OK, there are two issues with this:
First, the MAC length is at most 64 bit, that is an attacker could try to brute-force-find a valid MAC with "merely" $2^{64}$ submissions, which is border-line feasible for large companies today.
If it actually only is 8 hex character, then each hex character encodes at most 4 bits of information and thus you get $8\cdot 4=32$ bits for the MAC security meaning brute-force would take at most $2^{32}$ (around 4bn) tries to recover a valid MAC.
Second, much more severe is the naive verification of the MAC which will probably allow for a classic timing side-channel attack.
Chances are that this multi-byte equality verification is implemented as an "optimized" check, that is (in a python-ish way):
if len(lb)!=len(rb):
return false
for (lb,rb) in zip(l_input,r_input):
if lb != rb :
return false
return true
Which checks the that the input lengths match and then pairs all the bytes at the same position in both inputs and outputs false as soon as a miss-match is detected and true if no missmatch is found.
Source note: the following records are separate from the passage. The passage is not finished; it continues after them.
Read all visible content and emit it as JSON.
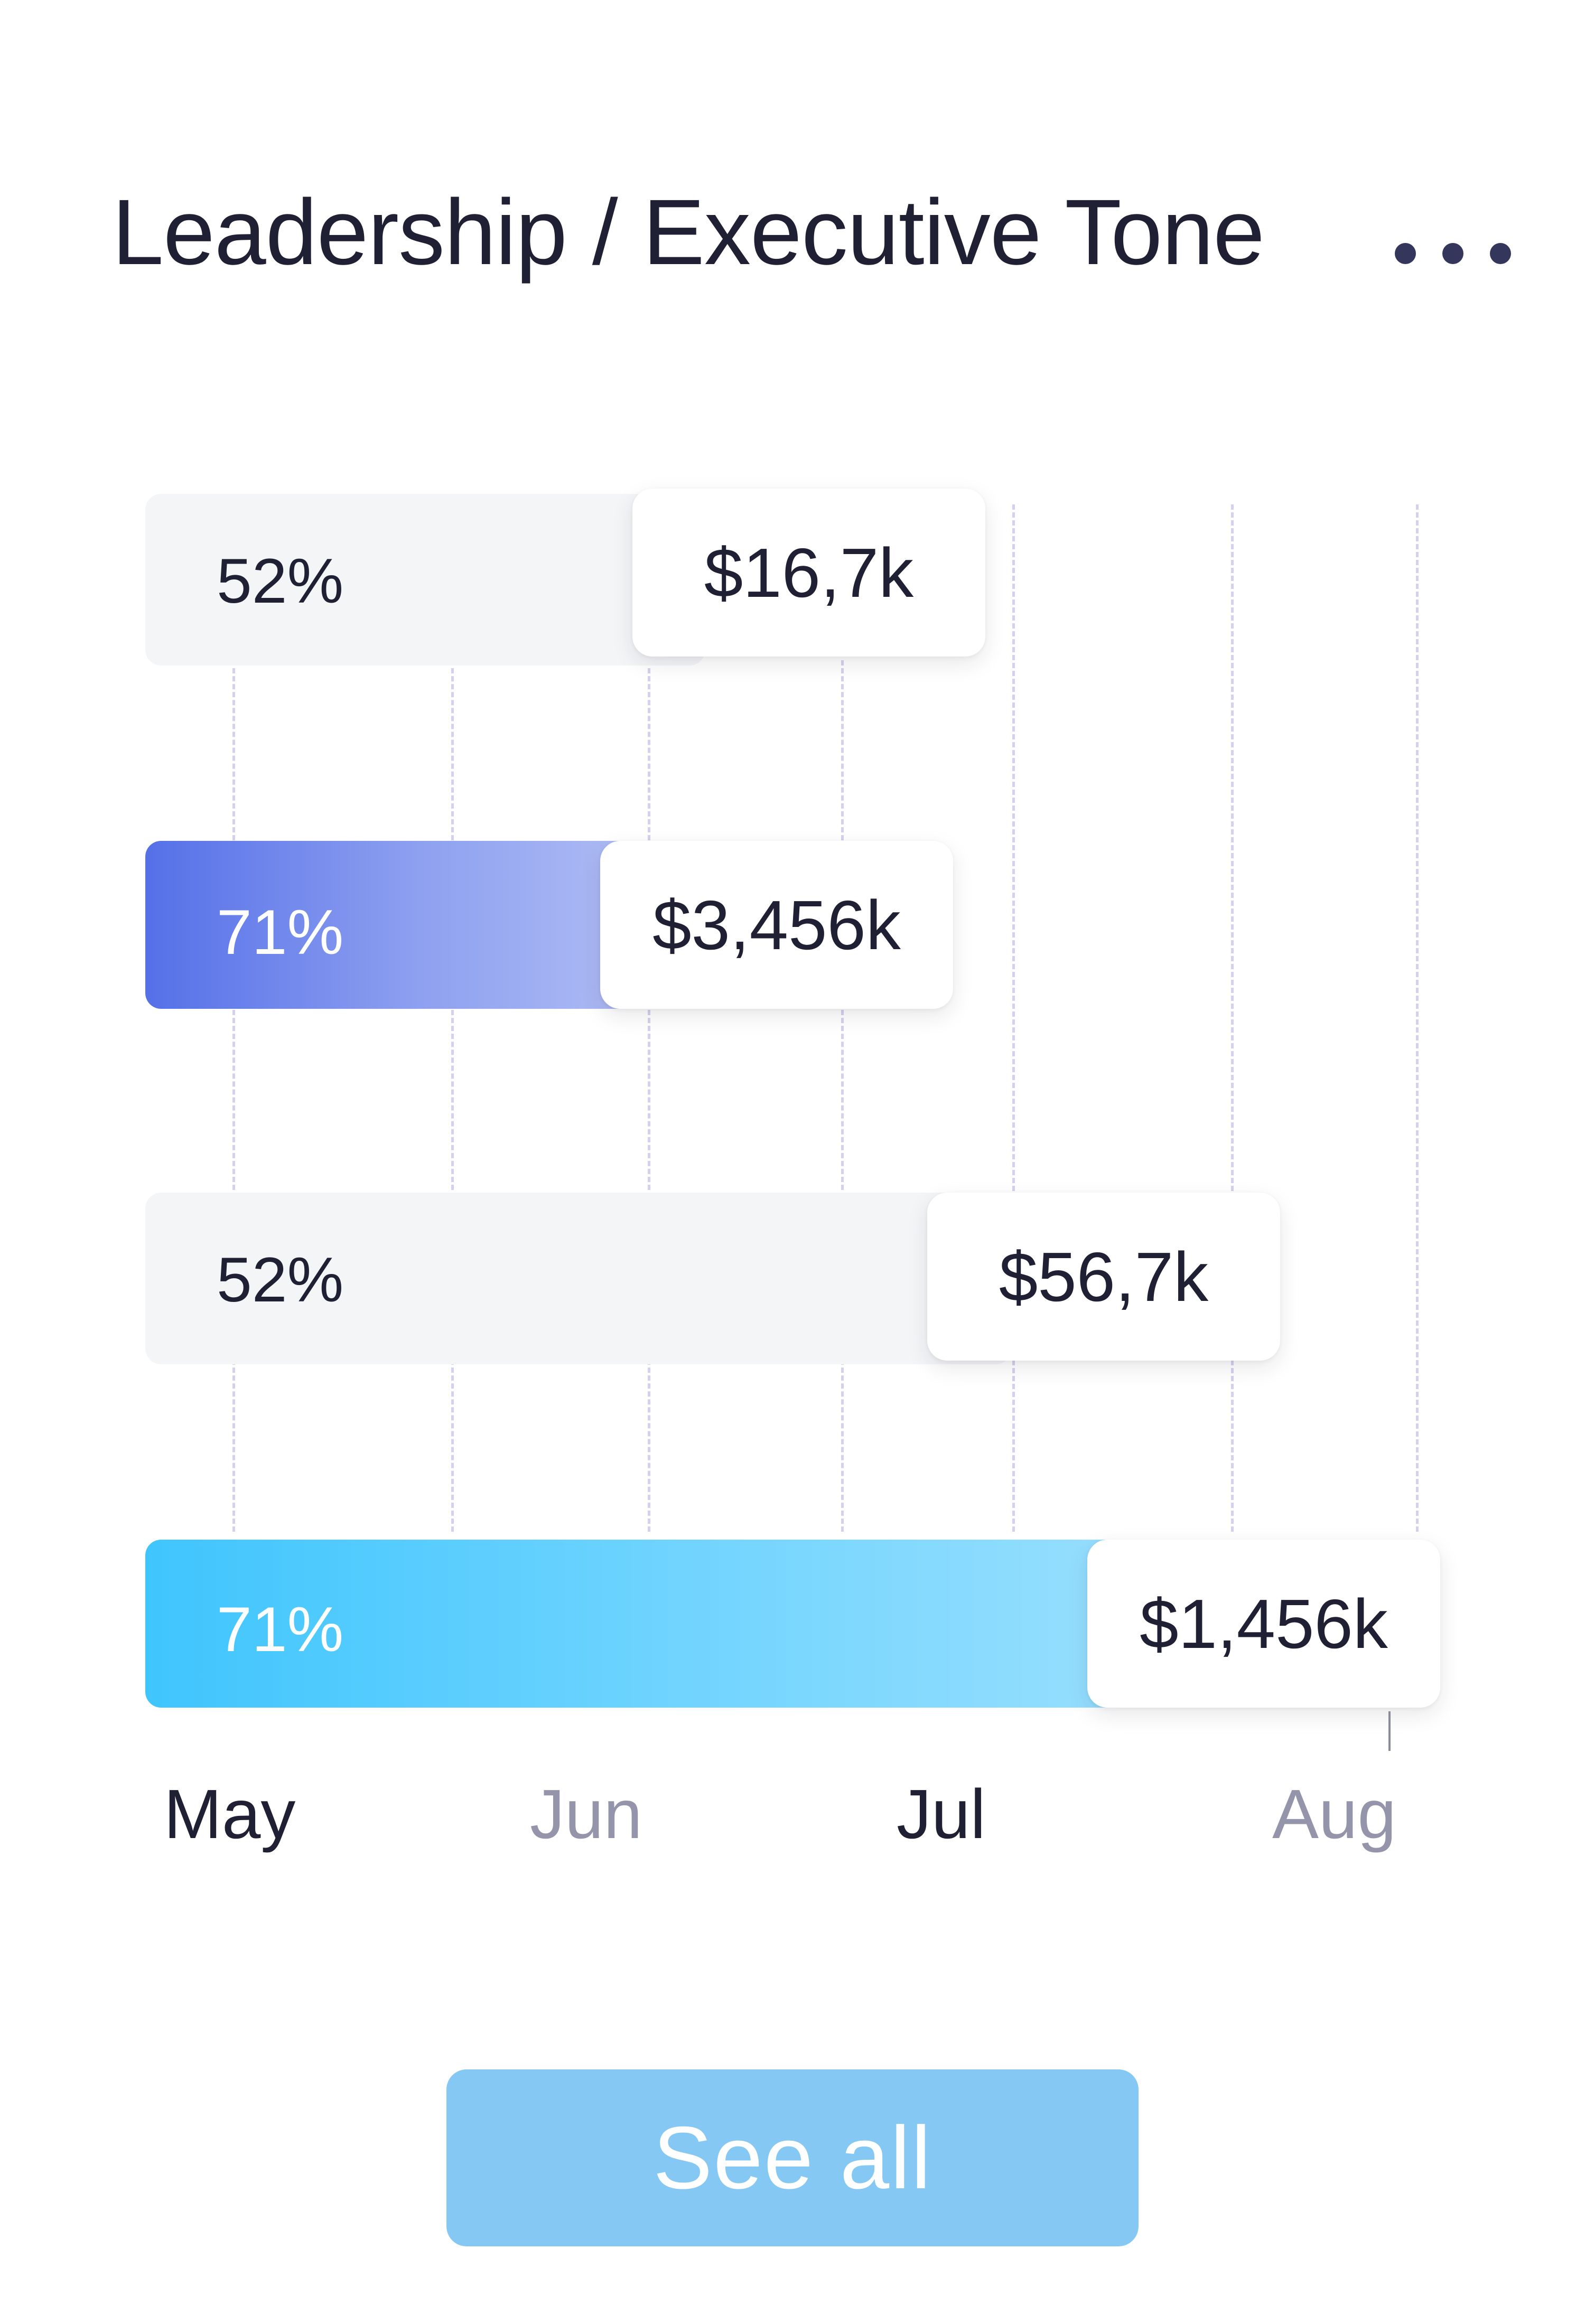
{
  "header": {
    "title": "Leadership / Executive Tone",
    "more_icon": "more-horizontal-icon"
  },
  "chart_data": {
    "type": "bar",
    "orientation": "horizontal",
    "x_axis": {
      "labels": [
        "May",
        "Jun",
        "Jul",
        "Aug"
      ],
      "label_colors": [
        "#1f2033",
        "#9495aa",
        "#1f2033",
        "#9495aa"
      ]
    },
    "grid": "vertical dashed",
    "bars": [
      {
        "percent_label": "52%",
        "value_label": "$16,7k",
        "style": "plain",
        "color": "#f4f5f7",
        "progress": 0.5
      },
      {
        "percent_label": "71%",
        "value_label": "$3,456k",
        "style": "gradient",
        "color_start": "#5570e8",
        "color_end": "#b7c3f5",
        "progress": 0.5
      },
      {
        "percent_label": "52%",
        "value_label": "$56,7k",
        "style": "plain",
        "color": "#f4f5f7",
        "progress": 0.8
      },
      {
        "percent_label": "71%",
        "value_label": "$1,456k",
        "style": "gradient",
        "color_start": "#3fc5fd",
        "color_end": "#a8e3fe",
        "progress": 1.0
      }
    ]
  },
  "footer": {
    "see_all_label": "See all",
    "button_color": "#86c8f4"
  }
}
Now what we can do is to measure the time it takes to verify our MAC. So we would start of with 7 0
characters and prepend each possible value (character) value to this string. We send all to verification. The one that takes longest has a match on the first character. Now we fix this first character that we just verified and continue with the second with the same method. We continue with this process until we have recovered the full MAC and get access in return.
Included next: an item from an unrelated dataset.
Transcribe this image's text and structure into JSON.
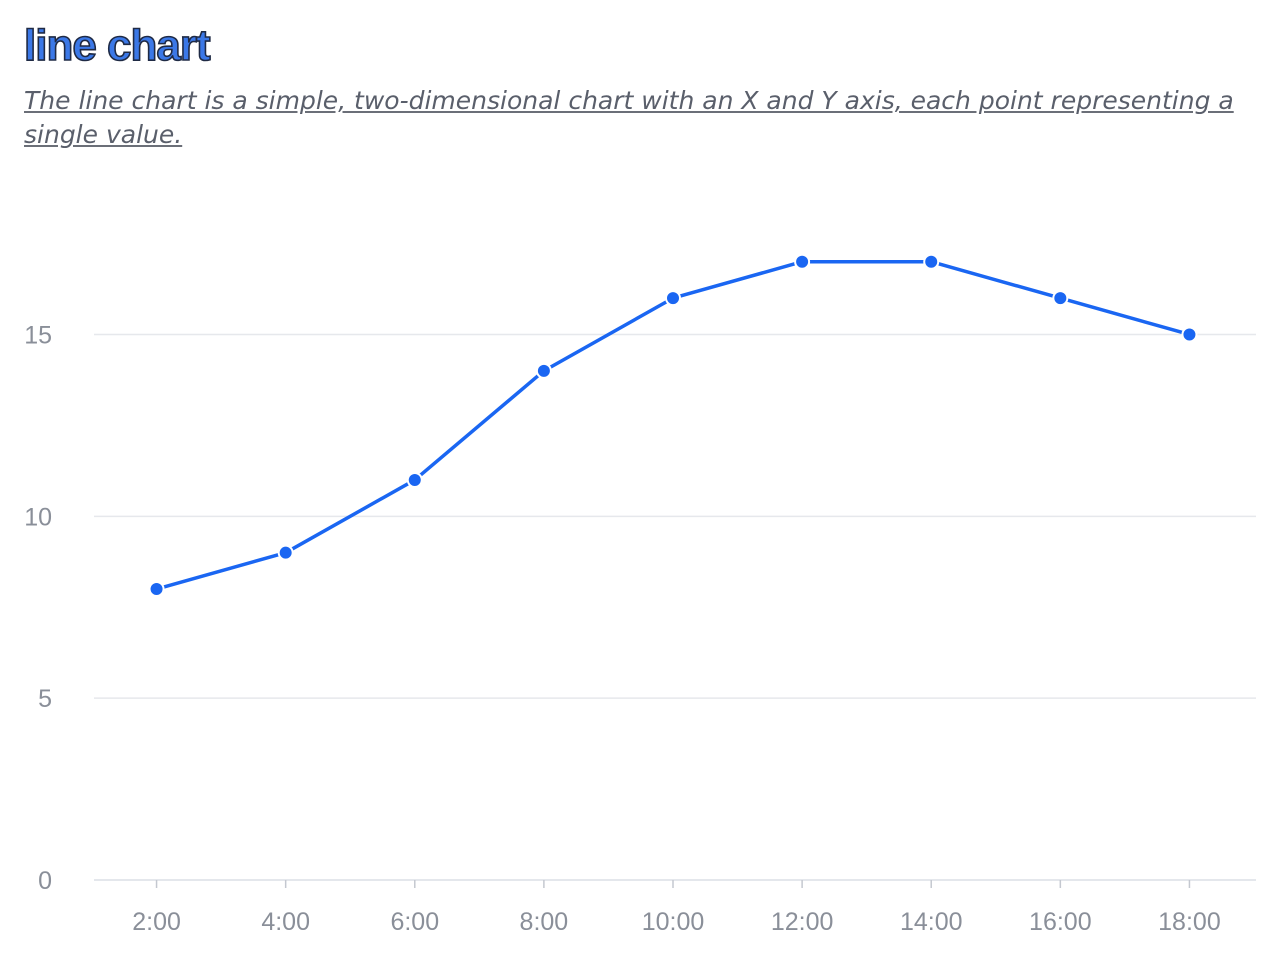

If we get all-equal times for the first character, we take iterate over all possible choices for the first two characters (enlarge as needed). If we know the size of the information $b$ (in bits) encoded in the constant-time verification data structure (eg 8 for byte-wise, 32 for integer-wise, ...) and we know the mac information $l$ in bits, then we take at most the following amount of calls to the verification oracle to recover the valid MAC:
$$n=2^b\cdot(l/b)$$
If in your case 8 hex characters need to be verified this becomes $2^4\cdot 8=256$ calls to the verification oracle (because the effective information of the hash is 32 bits composed of 4 bit elements).